Struggles with anorexia
Two commentators charged Macaulay with insensitivity toward Ringer, a dancer who has courageously and openly acknowledged her struggles with anorexia. Huffington Post contributor Jennifer Edwards labeled Macaulay's review "irresponsible" and degrading to dance and cultural criticism. Clyde Fitch Report editor Leonard Jacobs suggested that a bad critic is someone "unable or unwilling to distinguish between the performance given by an artist… and the physical characteristics of the performer himself or herself."
Jacobs argued that if Macaulay knew of Ringer's past, he should have treated her body with greater sensitivity. (That doing so might violate Jacobs's own rule of "separating the qualities of the performer from the performance" didn't occur to him.)
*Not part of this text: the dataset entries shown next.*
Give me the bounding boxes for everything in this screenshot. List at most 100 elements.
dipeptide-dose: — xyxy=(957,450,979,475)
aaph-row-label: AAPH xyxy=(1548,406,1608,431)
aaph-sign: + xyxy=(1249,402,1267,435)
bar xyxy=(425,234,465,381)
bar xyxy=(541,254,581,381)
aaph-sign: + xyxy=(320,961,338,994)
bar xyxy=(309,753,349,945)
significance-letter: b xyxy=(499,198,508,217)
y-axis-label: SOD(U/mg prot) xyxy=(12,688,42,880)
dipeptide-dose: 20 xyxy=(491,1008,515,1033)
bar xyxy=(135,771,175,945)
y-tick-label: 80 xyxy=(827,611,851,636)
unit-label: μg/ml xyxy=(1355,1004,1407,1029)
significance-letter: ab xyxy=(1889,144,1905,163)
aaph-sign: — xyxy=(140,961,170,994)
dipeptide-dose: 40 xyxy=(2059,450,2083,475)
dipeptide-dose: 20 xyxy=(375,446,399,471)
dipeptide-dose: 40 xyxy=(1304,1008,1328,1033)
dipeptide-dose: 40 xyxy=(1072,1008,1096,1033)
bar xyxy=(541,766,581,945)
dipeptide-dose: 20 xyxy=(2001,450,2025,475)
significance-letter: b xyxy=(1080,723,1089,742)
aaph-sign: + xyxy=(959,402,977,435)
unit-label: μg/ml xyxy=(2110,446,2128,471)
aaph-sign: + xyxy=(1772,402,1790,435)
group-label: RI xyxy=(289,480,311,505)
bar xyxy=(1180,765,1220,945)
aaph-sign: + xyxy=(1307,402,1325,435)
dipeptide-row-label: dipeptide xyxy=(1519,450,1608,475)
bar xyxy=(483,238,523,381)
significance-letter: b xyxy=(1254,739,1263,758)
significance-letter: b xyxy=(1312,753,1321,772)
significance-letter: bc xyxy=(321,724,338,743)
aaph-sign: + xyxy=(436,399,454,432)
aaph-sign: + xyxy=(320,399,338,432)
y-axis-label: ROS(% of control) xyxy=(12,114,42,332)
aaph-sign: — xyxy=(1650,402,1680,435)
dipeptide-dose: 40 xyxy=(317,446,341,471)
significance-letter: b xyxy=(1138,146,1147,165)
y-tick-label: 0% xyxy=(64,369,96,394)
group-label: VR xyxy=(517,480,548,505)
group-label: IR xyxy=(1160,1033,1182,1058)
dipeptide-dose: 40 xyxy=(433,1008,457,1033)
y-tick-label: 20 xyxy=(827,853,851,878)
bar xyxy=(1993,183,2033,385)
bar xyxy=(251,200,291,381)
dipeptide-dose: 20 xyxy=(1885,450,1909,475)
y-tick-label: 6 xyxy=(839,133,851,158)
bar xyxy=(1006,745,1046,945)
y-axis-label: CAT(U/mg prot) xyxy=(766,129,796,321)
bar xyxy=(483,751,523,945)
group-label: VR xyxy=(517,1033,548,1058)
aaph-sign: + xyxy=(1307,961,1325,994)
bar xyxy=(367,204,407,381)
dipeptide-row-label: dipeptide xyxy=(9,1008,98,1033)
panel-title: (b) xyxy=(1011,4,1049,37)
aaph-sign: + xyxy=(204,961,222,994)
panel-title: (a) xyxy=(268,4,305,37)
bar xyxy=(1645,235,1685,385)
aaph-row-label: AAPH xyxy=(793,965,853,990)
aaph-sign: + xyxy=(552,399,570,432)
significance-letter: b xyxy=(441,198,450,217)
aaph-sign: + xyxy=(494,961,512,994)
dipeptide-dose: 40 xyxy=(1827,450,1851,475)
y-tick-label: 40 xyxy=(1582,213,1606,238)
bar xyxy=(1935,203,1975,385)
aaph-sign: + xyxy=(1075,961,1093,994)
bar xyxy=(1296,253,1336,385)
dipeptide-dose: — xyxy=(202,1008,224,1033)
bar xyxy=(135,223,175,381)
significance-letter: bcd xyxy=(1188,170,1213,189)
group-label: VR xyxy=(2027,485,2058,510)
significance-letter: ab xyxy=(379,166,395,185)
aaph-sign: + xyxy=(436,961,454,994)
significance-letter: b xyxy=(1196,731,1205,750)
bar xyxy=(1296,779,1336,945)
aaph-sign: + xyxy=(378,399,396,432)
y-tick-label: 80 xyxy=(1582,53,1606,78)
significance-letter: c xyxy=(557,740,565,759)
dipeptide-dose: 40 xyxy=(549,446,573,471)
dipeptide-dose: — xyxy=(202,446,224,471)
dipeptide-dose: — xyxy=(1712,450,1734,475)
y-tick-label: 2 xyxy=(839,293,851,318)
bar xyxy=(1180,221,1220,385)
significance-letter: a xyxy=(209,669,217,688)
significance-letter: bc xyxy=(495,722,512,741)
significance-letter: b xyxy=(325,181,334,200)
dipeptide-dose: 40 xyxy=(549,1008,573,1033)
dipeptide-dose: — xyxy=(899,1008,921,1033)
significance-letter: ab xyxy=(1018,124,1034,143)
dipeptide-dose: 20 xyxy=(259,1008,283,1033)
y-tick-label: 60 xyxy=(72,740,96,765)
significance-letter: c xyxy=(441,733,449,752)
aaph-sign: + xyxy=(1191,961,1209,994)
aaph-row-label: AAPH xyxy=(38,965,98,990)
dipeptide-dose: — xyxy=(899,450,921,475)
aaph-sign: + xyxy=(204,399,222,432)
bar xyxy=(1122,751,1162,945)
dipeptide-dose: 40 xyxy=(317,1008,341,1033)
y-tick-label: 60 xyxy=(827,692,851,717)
In any case, surely reasonable people can agree that there is such a thing as bad casting. I once criticized a director's choice to cast a severely obese soprano as Mimi in La Bohème. She could sing well, but no one would ever believe Rudolfo singing about her "little hands," and no audience member would believe that she's dying of a tissue-wasting disease like tuberculosis (or that she lives in 19th-Century poverty, for that matter). Her voice failed to compensate for this deficiency.
Dancers are different
Theater and opera do offer performers more tools with which to overcome any physical shortcomings. But a dancer's body is the only instrument she's got. And she must use it not only to reveal character and tell story but to perform exacting and physically difficult movements codified by the art form.
At the Pennsylvania Ballet, no one exemplifies this requirement more than the company's principal dancer, Arantxa Ochoa. She weaves her arms through the air with the perfect grace of a pair of verses in a sonnet. Whatever Ochoa needs to evoke in a character flows from the movement of those gorgeously long and spectacularly wielded limbs.
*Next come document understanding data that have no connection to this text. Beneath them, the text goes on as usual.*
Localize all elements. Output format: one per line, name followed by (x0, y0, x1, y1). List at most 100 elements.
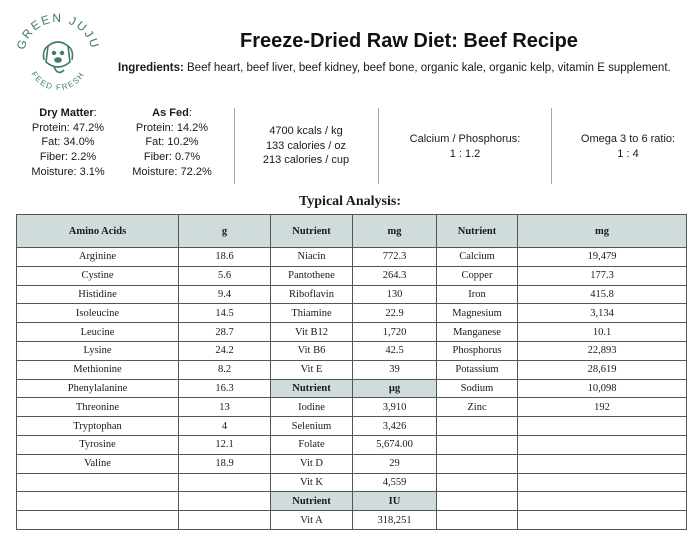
column-header: g (178, 214, 271, 248)
table-row: Leucine 28.7 Vit B12 1,720 Manganese 10.1 (16, 322, 687, 342)
table-cell (178, 510, 271, 530)
table-cell: 28.7 (178, 322, 271, 342)
table-cell: Leucine (16, 322, 179, 342)
table-cell: 318,251 (352, 510, 437, 530)
table-cell (436, 491, 518, 512)
calcium-phosphorus-label: Calcium / Phosphorus: (409, 133, 521, 145)
divider (551, 108, 552, 184)
table-cell (16, 472, 179, 493)
table-row: Isoleucine 14.5 Thiamine 22.9 Magnesium 3,134 (16, 303, 687, 324)
table-row: Threonine 13 Iodine 3,910 Zinc 192 (16, 397, 687, 418)
table-cell: Vit D (270, 453, 353, 474)
table-cell: Iodine (270, 397, 353, 418)
table-cell: 177.3 (517, 265, 687, 286)
table-cell: Calcium (436, 247, 518, 267)
table-cell: Phenylalanine (16, 378, 179, 399)
table-cell: Phosphorus (436, 340, 518, 361)
dry-matter-line: Moisture: 3.1% (31, 165, 105, 178)
dry-matter-heading: Dry Matter (39, 107, 94, 119)
table-cell (436, 472, 518, 493)
omega-ratio: Omega 3 to 6 ratio: 1 : 4 (558, 132, 698, 161)
table-cell: 3,134 (517, 303, 687, 324)
table-cell: 22.9 (352, 303, 437, 324)
table-cell: 130 (352, 284, 437, 305)
table-cell: Methionine (16, 359, 179, 380)
table-cell: 415.8 (517, 284, 687, 305)
table-cell: Tyrosine (16, 434, 179, 455)
table-cell (517, 510, 687, 530)
table-cell (517, 472, 687, 493)
table-cell: 24.2 (178, 340, 271, 361)
table-cell (517, 416, 687, 436)
table-cell: Histidine (16, 284, 179, 305)
dry-matter: Dry Matter: Protein: 47.2% Fat: 34.0% Fi… (22, 106, 114, 180)
nutrition-summary: Dry Matter: Protein: 47.2% Fat: 34.0% Fi… (0, 106, 700, 188)
table-cell: Potassium (436, 359, 518, 380)
table-cell: Vit B6 (270, 340, 353, 361)
table-cell: 19,479 (517, 247, 687, 267)
table-cell: 12.1 (178, 434, 271, 455)
table-cell (178, 472, 271, 493)
table-cell (436, 416, 518, 436)
table-cell: 772.3 (352, 247, 437, 267)
column-header: Amino Acids (16, 214, 179, 248)
table-cell: 14.5 (178, 303, 271, 324)
table-cell: Tryptophan (16, 416, 179, 436)
table-row: Phenylalanine 16.3 Nutrient µg Sodium 10,098 (16, 378, 687, 399)
table-cell: 9.4 (178, 284, 271, 305)
table-cell: 10.1 (517, 322, 687, 342)
table-cell: Zinc (436, 397, 518, 418)
dog-icon (42, 41, 74, 74)
table-row: Cystine 5.6 Pantothene 264.3 Copper 177.3 (16, 265, 687, 286)
logo-top-text: GREEN JUJU (14, 11, 102, 51)
column-header: Nutrient (270, 214, 353, 248)
table-cell: 10,098 (517, 378, 687, 399)
table-cell: Nutrient (270, 378, 353, 399)
table-cell: Pantothene (270, 265, 353, 286)
table-cell: Cystine (16, 265, 179, 286)
table-cell: Sodium (436, 378, 518, 399)
table-cell: 22,893 (517, 340, 687, 361)
table-cell: Threonine (16, 397, 179, 418)
table-cell: 39 (352, 359, 437, 380)
table-cell: 28,619 (517, 359, 687, 380)
table-cell: Valine (16, 453, 179, 474)
ingredients-label: Ingredients: (118, 62, 184, 74)
table-cell: 5,674.00 (352, 434, 437, 455)
table-cell (178, 491, 271, 512)
table-cell: Arginine (16, 247, 179, 267)
table-cell: 13 (178, 397, 271, 418)
table-row: Valine 18.9 Vit D 29 (16, 453, 687, 474)
as-fed: As Fed: Protein: 14.2% Fat: 10.2% Fiber:… (124, 106, 220, 180)
calories: 4700 kcals / kg 133 calories / oz 213 ca… (240, 124, 372, 168)
table-cell: 4,559 (352, 472, 437, 493)
calories-line: 4700 kcals / kg (269, 125, 343, 137)
table-row: Nutrient IU (16, 491, 687, 512)
table-cell: Thiamine (270, 303, 353, 324)
table-cell: µg (352, 378, 437, 399)
table-cell: Lysine (16, 340, 179, 361)
table-cell (517, 491, 687, 512)
as-fed-line: Fat: 10.2% (145, 136, 199, 149)
typical-analysis-table: Amino Acids g Nutrient mg Nutrient mg Ar… (16, 214, 687, 530)
divider (234, 108, 235, 184)
page-title: Freeze-Dried Raw Diet: Beef Recipe (240, 30, 578, 52)
column-header: Nutrient (436, 214, 518, 248)
brand-logo: GREEN JUJU FEED FRESH (14, 10, 102, 98)
table-cell: Folate (270, 434, 353, 455)
as-fed-line: Protein: 14.2% (135, 121, 209, 134)
table-cell: 42.5 (352, 340, 437, 361)
table-cell: Vit A (270, 510, 353, 530)
calories-line: 213 calories / cup (262, 154, 350, 167)
table-row: Vit A 318,251 (16, 510, 687, 530)
table-cell: Vit K (270, 472, 353, 493)
divider (378, 108, 379, 184)
table-cell: Riboflavin (270, 284, 353, 305)
table-cell: Nutrient (270, 491, 353, 512)
table-row: Vit K 4,559 (16, 472, 687, 493)
table-cell: Iron (436, 284, 518, 305)
table-cell: Vit E (270, 359, 353, 380)
table-cell: 1,720 (352, 322, 437, 342)
table-row: Methionine 8.2 Vit E 39 Potassium 28,619 (16, 359, 687, 380)
table-cell: Niacin (270, 247, 353, 267)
Ochoa could not, however, achieve these feats if her arms looked like door hinges built from marshmallows. Nor could she credibly play most of ballet's popular principal roles— delicate swans (Swan Lake), nymph-like fairies (The Nutcracker) and skeletal corpses (Giselle). Dancers whose bodies cannot express or convey these qualities might want to choose another profession.
The better-sculpted body
In a follow-up piece in the Times, Macaulay mentions a few dancers who've overcome adverse physical proportions (such as obesity) to craft brilliant performances and careers even while playing fragile roles. But the demands of a role or the audience's possibly sexist expectations are just part of the issue.
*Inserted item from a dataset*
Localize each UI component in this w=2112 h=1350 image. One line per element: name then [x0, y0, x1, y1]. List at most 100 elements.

Ballet requires tremendous cardiovascular stamina, strength endurance and explosiveness. Like any other physical activity, it becomes easier the less body mass you carry. If a critic thinks a dancer could have given a more explosive or dynamic performance if she'd better sculpted her body to suit the demands of the part, why shouldn't he say so?
Even if sympathy for a dancer like Ringer didn't violate some groundless principle, why should audiences need to factor her physical ailments into her performance? Off the top of my head, I can think of at least three Philadelphia actors who are alcoholics or recovering alcoholics. If they looked worn out or hung-over on stage, should audiences and critics pretend not to notice, for the sake of empathy?
Let me offer a new principle for criticism: Everything that appears on stage is up for review. Just as we would fault a makeup director whose shoddy application detracted from a performance, so we should fault performers whose appearance doesn't suit their roles (or directors who cast them in those roles). If we really care about art, we shouldn't burden it with the baggage of sensitivity.